Haltingly at first, he had explained that years ago, as a young man, George Wickham had done some things he ought not—things that people hereabouts still remembered.
But, he had added, since he had married Mrs Wickham and joined the Regulars, Darcy knew nothing worse of him than that he was not always wise with money.
This account was true enough, in its way, for many—not Darcy himself, but much of society at large—would consider his indebtedness worse than his flagrant infidelities, and in any case, he would never say a word of that to the boy.
“I hope,” he had told George, “that your father has entirely repented of his earlier mistakes and means to be the best of men for the rest of his life. But even if that is not the case, even should he rob a bank tomorrow and become an outlaw, that is nothing to do with you. Only you can decide what sort of man you will grow to become, George. If you truly wish to be a good and honest one, then you will be, and all your family will help you when you are tempted to take the easy road, as we all are from time to time.”
He did not know what it was, exactly, but something in what he had said had reached the lad.
George had cried for a few moments and apologised for making trouble, and from that day he seemed to view Darcy himself as the supreme authority on being a gentleman.
He would come to his uncle with his little problems, asking quite solemnly what a good man would do in such a case and imitating in many small ways Darcy’s own mannerisms.
That is not to say that the lad was transformed into an angel, or anything like one.
He was no more a saint than any other young gentleman just turned eight.
He had his tempers and sulks, his whims and fidgets, but the days and weeks after that difficult conversation in the study saw the gradual restoration of the cheerful demeanour of his first season at Pemberley.

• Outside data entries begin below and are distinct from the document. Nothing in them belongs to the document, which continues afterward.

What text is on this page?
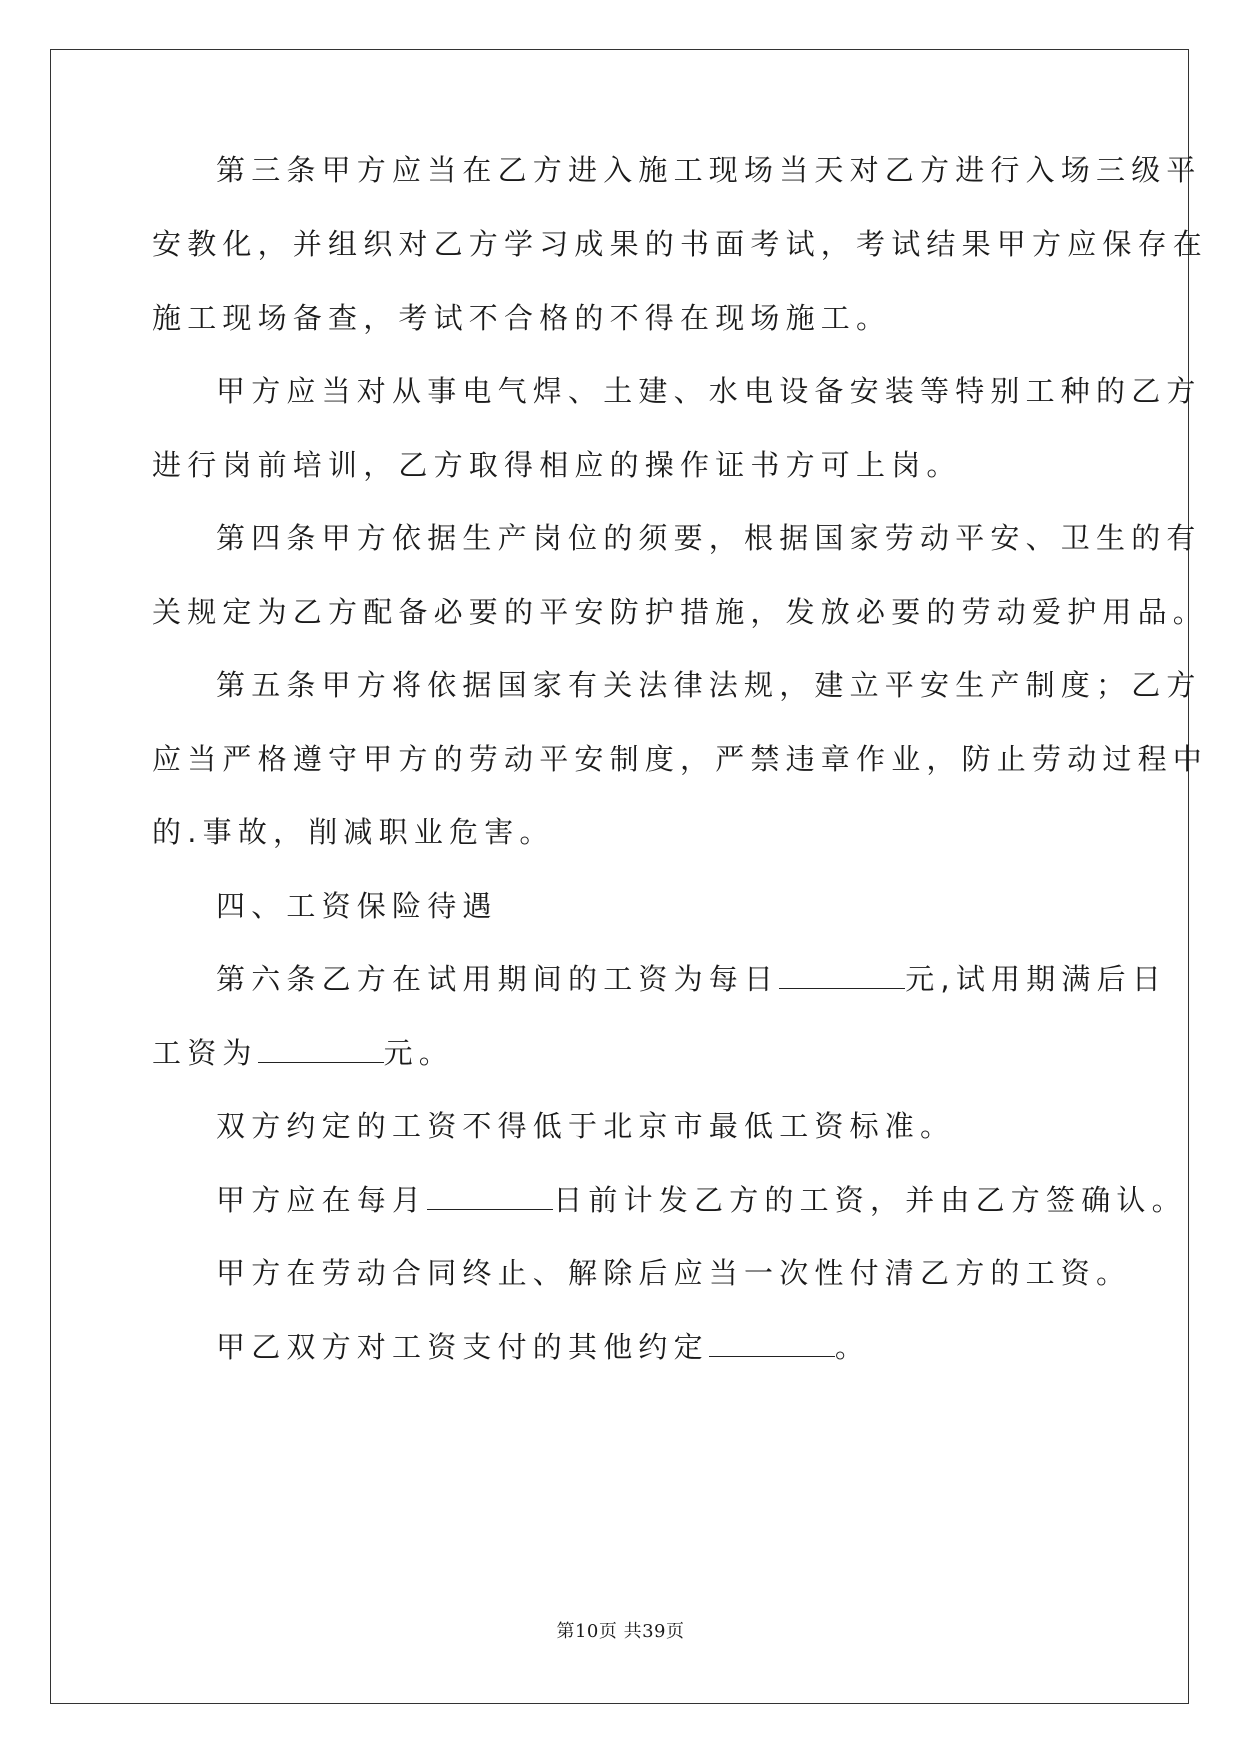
第三条甲方应当在乙方进入施工现场当天对乙方进行入场三级平
安教化，并组织对乙方学习成果的书面考试，考试结果甲方应保存在
施工现场备查，考试不合格的不得在现场施工。
甲方应当对从事电气焊、土建、水电设备安装等特别工种的乙方
进行岗前培训，乙方取得相应的操作证书方可上岗。
第四条甲方依据生产岗位的须要，根据国家劳动平安、卫生的有
关规定为乙方配备必要的平安防护措施，发放必要的劳动爱护用品。
第五条甲方将依据国家有关法律法规，建立平安生产制度；乙方
应当严格遵守甲方的劳动平安制度，严禁违章作业，防止劳动过程中
的.事故，削减职业危害。
四、工资保险待遇
第六条乙方在试用期间的工资为每日	元,试用期满后日
工资为	元。
双方约定的工资不得低于北京市最低工资标准。
甲方应在每月	日前计发乙方的工资，并由乙方签确认。
甲方在劳动合同终止、解除后应当一次性付清乙方的工资。
甲乙双方对工资支付的其他约定	。
第10页 共39页
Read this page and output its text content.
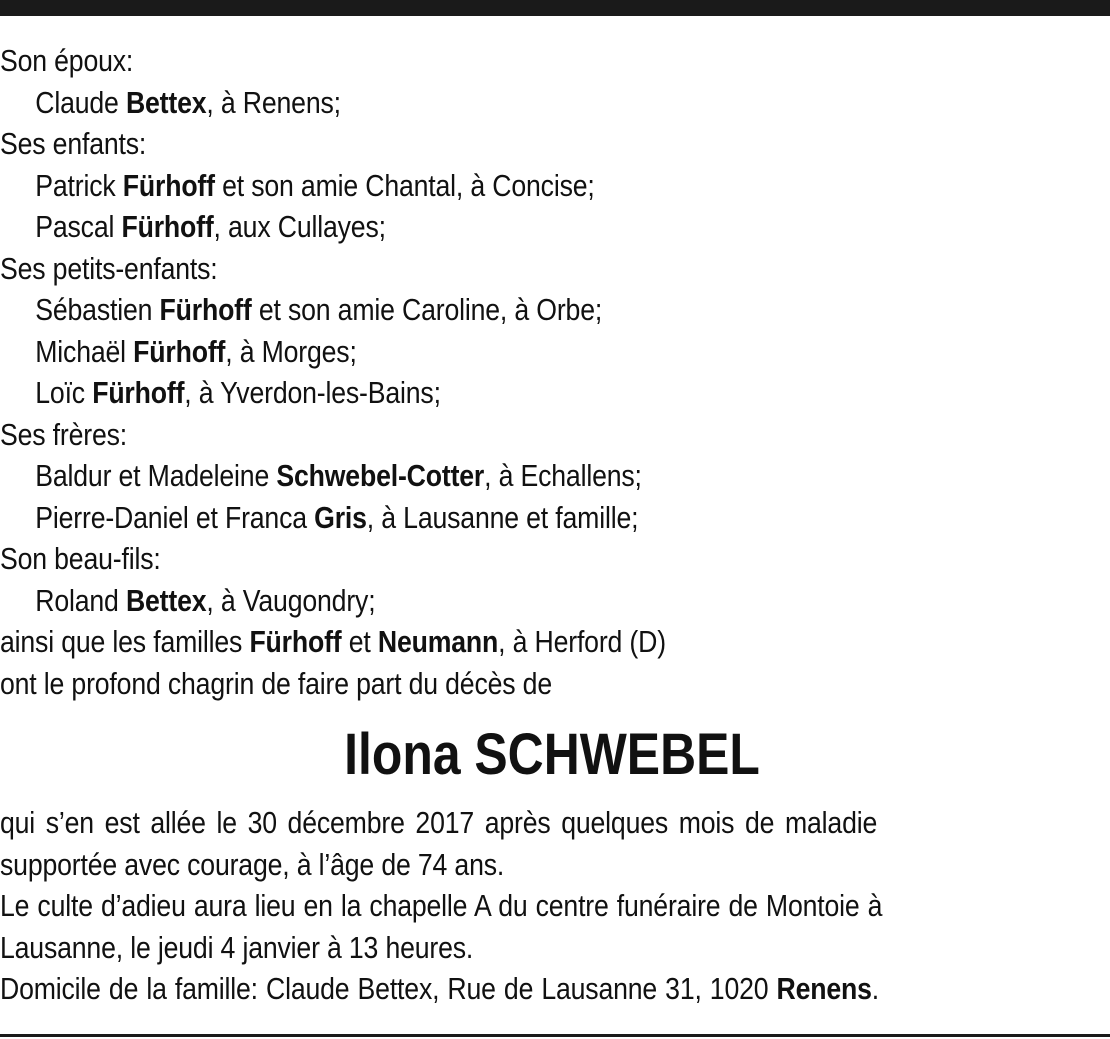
Son époux:
Claude Bettex, à Renens;
Ses enfants:
Patrick Fürhoff et son amie Chantal, à Concise;
Pascal Fürhoff, aux Cullayes;
Ses petits-enfants:
Sébastien Fürhoff et son amie Caroline, à Orbe;
Michaël Fürhoff, à Morges;
Loïc Fürhoff, à Yverdon-les-Bains;
Ses frères:
Baldur et Madeleine Schwebel-Cotter, à Echallens;
Pierre-Daniel et Franca Gris, à Lausanne et famille;
Son beau-fils:
Roland Bettex, à Vaugondry;
ainsi que les familles Fürhoff et Neumann, à Herford (D)
ont le profond chagrin de faire part du décès de
Ilona SCHWEBEL
qui s’en est allée le 30 décembre 2017 après quelques mois de maladie
supportée avec courage, à l’âge de 74 ans.
Le culte d’adieu aura lieu en la chapelle A du centre funéraire de Montoie à
Lausanne, le jeudi 4 janvier à 13 heures.
Domicile de la famille: Claude Bettex, Rue de Lausanne 31, 1020 Renens.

Elizabeth said that Darcy had given the boy the gift of security, in the knowledge that his future was his own to determine and that the family loved him and supported him even when he behaved badly.
In the months that followed, the likeness of the elder George Wickham had greatly faded from Darcy’s mind, and now the name conjured first and foremost the image of a most beloved nephew.

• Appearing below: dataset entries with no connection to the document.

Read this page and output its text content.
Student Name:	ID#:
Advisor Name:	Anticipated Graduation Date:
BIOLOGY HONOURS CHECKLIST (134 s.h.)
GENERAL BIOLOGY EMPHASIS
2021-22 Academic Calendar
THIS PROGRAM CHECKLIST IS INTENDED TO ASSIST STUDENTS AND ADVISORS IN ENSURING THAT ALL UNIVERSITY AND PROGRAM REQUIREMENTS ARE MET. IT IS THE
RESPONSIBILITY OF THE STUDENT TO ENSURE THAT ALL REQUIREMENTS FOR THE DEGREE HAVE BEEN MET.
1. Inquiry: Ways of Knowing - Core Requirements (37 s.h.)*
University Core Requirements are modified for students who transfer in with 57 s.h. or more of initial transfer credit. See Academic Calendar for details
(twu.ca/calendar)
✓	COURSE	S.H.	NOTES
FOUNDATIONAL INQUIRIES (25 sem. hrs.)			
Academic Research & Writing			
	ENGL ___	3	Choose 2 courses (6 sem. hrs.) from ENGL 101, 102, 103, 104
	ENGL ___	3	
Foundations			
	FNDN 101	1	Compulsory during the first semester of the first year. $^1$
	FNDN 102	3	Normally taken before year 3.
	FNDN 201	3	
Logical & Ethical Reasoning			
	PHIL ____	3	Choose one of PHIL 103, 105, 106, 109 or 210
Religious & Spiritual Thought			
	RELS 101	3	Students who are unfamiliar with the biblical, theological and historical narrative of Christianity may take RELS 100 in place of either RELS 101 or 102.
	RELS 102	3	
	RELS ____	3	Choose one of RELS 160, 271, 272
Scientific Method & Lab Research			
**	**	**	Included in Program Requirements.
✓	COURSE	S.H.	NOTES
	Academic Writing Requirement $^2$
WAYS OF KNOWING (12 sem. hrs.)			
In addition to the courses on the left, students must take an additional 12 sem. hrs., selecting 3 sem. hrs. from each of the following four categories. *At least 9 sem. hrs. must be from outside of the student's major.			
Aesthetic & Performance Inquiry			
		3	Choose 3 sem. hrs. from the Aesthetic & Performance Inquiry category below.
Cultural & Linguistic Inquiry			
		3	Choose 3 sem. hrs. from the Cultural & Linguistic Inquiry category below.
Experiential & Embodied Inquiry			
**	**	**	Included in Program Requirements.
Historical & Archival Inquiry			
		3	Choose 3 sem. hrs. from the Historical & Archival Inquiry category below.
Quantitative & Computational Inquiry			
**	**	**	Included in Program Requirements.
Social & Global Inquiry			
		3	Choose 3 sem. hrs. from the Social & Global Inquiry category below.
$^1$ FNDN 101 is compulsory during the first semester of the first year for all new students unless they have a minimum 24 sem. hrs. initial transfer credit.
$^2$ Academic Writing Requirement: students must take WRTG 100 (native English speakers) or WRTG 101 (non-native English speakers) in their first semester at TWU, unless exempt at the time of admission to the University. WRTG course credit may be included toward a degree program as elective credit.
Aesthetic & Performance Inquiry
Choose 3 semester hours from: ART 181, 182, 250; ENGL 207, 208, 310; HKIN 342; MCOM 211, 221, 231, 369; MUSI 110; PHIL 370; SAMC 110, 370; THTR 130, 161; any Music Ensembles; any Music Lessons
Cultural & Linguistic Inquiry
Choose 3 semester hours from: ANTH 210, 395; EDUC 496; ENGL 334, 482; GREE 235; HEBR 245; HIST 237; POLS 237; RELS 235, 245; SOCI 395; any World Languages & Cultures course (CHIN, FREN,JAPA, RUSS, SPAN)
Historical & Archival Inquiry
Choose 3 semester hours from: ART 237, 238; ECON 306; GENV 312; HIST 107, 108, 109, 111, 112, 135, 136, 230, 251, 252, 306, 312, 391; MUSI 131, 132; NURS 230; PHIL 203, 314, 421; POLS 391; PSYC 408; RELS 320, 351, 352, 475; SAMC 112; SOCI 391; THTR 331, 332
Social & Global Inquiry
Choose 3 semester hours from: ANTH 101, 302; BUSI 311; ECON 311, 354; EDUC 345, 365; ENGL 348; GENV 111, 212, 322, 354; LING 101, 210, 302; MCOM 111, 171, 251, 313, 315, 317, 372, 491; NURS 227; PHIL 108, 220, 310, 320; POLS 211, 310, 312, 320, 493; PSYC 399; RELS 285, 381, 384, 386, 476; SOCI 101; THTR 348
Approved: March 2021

A nephew who was presently standing before him and Elizabeth on Christmas Day, awaiting his gift with shining eyes.
Darcy smiled down upon him from the larger of the two armchairs set before the fire and presented him with a small sack tied with a bow of jaunty green ribbon.
Nimble fingers made short work of the tie and plunged inside.
George gaped as he withdrew a gleaming new bridle, his initials carved into the leather. “Truly?” he squeaked.
“You have done excellently in your riding lessons,” Darcy replied indulgently. “And have shown willing to put in the work to become an accomplished horseman. When you advance from the pony to a horse, you may have your own saddle, and we shall have that bridle re-worked to fit.”
George leapt up, vaulted into Darcy’s lap, flung his arms about his neck, and kissed his cheek. “Thank you ever so much, Uncle Papa!” he cried exuberantly, then pelted off to show William his treasure.
Elizabeth regarded Darcy speculatively for a long moment, then, without a word, handed him her handkerchief.